Richard Benner

male
Born
1946
in
Sterling , IL
United States
,
Illinois US
Died
January, 1990
Biography

Director. An American expatriate who made it in Toronto, Richard Benner is remembered chiefly for his brilliant low-budget hit Outrageous! (1977, 96), about a Toronto drag queen who makes it in New York.

Based on Margaret Gibson’s story “Making It,” the feel-good story of the friendship of a female impersonator/hairdresser and a “real” female schizophrenic on the lam from psychiatry featured real life drag performer Craig Russell who became a star as a result.

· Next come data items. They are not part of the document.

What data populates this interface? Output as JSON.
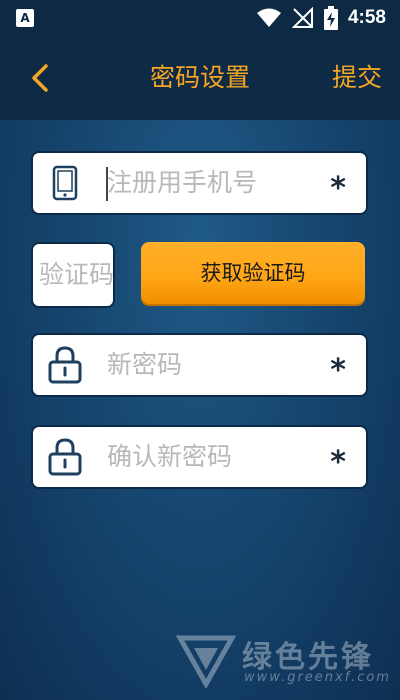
{
  "status_bar": {
    "time": "4:58",
    "app_icon_letter": "A"
  },
  "header": {
    "title": "密码设置",
    "submit_label": "提交",
    "accent_color": "#f5a623"
  },
  "form": {
    "phone": {
      "placeholder": "注册用手机号",
      "value": "",
      "required_mark": "*"
    },
    "code": {
      "placeholder": "验证码",
      "value": ""
    },
    "get_code_label": "获取验证码",
    "new_password": {
      "placeholder": "新密码",
      "value": "",
      "required_mark": "*"
    },
    "confirm_password": {
      "placeholder": "确认新密码",
      "value": "",
      "required_mark": "*"
    }
  },
  "watermark": {
    "name": "绿色先锋",
    "url": "www.greenxf.com"
  },
  "icons": [
    "back-arrow-icon",
    "phone-icon",
    "lock-icon",
    "wifi-icon",
    "signal-off-icon",
    "battery-charging-icon"
  ]
}
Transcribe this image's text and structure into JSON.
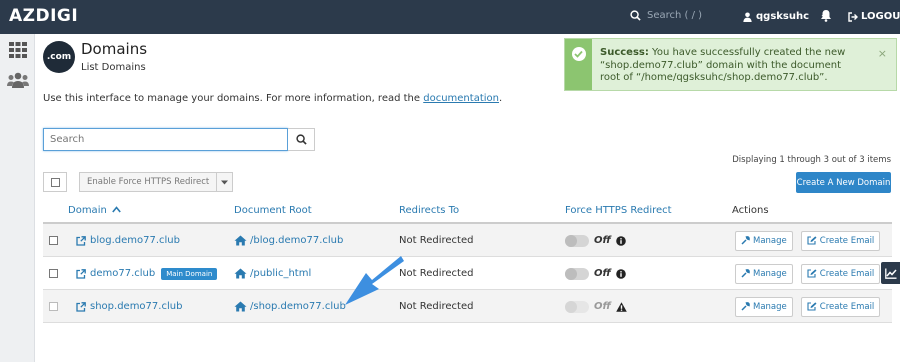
{
  "topbar": {
    "logo": "AZDIGI",
    "search_placeholder": "Search ( / )",
    "username": "qgsksuhc",
    "logout_label": "LOGOUT"
  },
  "header": {
    "icon_text": ".com",
    "title": "Domains",
    "subtitle": "List Domains"
  },
  "alert": {
    "strong": "Success:",
    "message": " You have successfully created the new “shop.demo77.club” domain with the document root of “/home/qgsksuhc/shop.demo77.club”.",
    "close": "×"
  },
  "intro": {
    "text": "Use this interface to manage your domains. For more information, read the ",
    "link": "documentation",
    "suffix": "."
  },
  "search": {
    "placeholder": "Search"
  },
  "displaying": "Displaying 1 through 3 out of 3 items",
  "toolbar": {
    "https_label": "Enable Force HTTPS Redirect",
    "create_label": "Create A New Domain"
  },
  "table": {
    "headers": {
      "domain": "Domain",
      "docroot": "Document Root",
      "redirects": "Redirects To",
      "https": "Force HTTPS Redirect",
      "actions": "Actions"
    },
    "rows": [
      {
        "domain": "blog.demo77.club",
        "badge": "",
        "docroot": "/blog.demo77.club",
        "redirect": "Not Redirected",
        "https": "Off",
        "manage": "Manage",
        "email": "Create Email"
      },
      {
        "domain": "demo77.club",
        "badge": "Main Domain",
        "docroot": "/public_html",
        "redirect": "Not Redirected",
        "https": "Off",
        "manage": "Manage",
        "email": "Create Email"
      },
      {
        "domain": "shop.demo77.club",
        "badge": "",
        "docroot": "/shop.demo77.club",
        "redirect": "Not Redirected",
        "https": "Off",
        "manage": "Manage",
        "email": "Create Email"
      }
    ]
  },
  "colors": {
    "topbar": "#2c3a4b",
    "accent": "#2e86c8",
    "success_bg": "#dff0d8",
    "arrow": "#3d8fe0"
  }
}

This Casablanca of English Canadian cinema reflects an almost perfect synchrony of talents brought together almost by accident at just the right moment, auguring so much for Canadian feature production then mired in the “tax shelter” void. Gibson had based her sharp original story on her friend Russell, and Benner transformed it into a witty script and mise en scene that more than deserved its Berlin Silver Bear and its sleeper success in New York. The climactic numbers featuring Russell reincarnated as Davis, Bankhead and even Ella Fitzgerald ("It's not tacky drag. I do real impressions. No records. My own voice.") are so wonderful that they make you forget what a fine little, very Canadian, movie about the redemption of outsiders and the emergence of community has proceeded them. Championed more by mainstream critics and audiences than by queer communities, Outrageous! is still positive and moving narrative of emerging queer identities. No longer available on video, this classic is a prime candidate for DVD release, in fact for a 35mm singalong version so that the youngsters can bellow along with Robin such immortal lines as "Mad as a Hatter Darling."

Benner went on to another Toronto-centred adaptation Happy Birthday, Gemini (1980), which managed to maintain a modicum of gay sensibility despite its US studio financing. The sequel Too Outrageous! (1987) also failed to impress, despite Russell in comeback mode, but was not as bad as all the critics said. AIDS robbed us of both Benner and Russell shortly thereafter.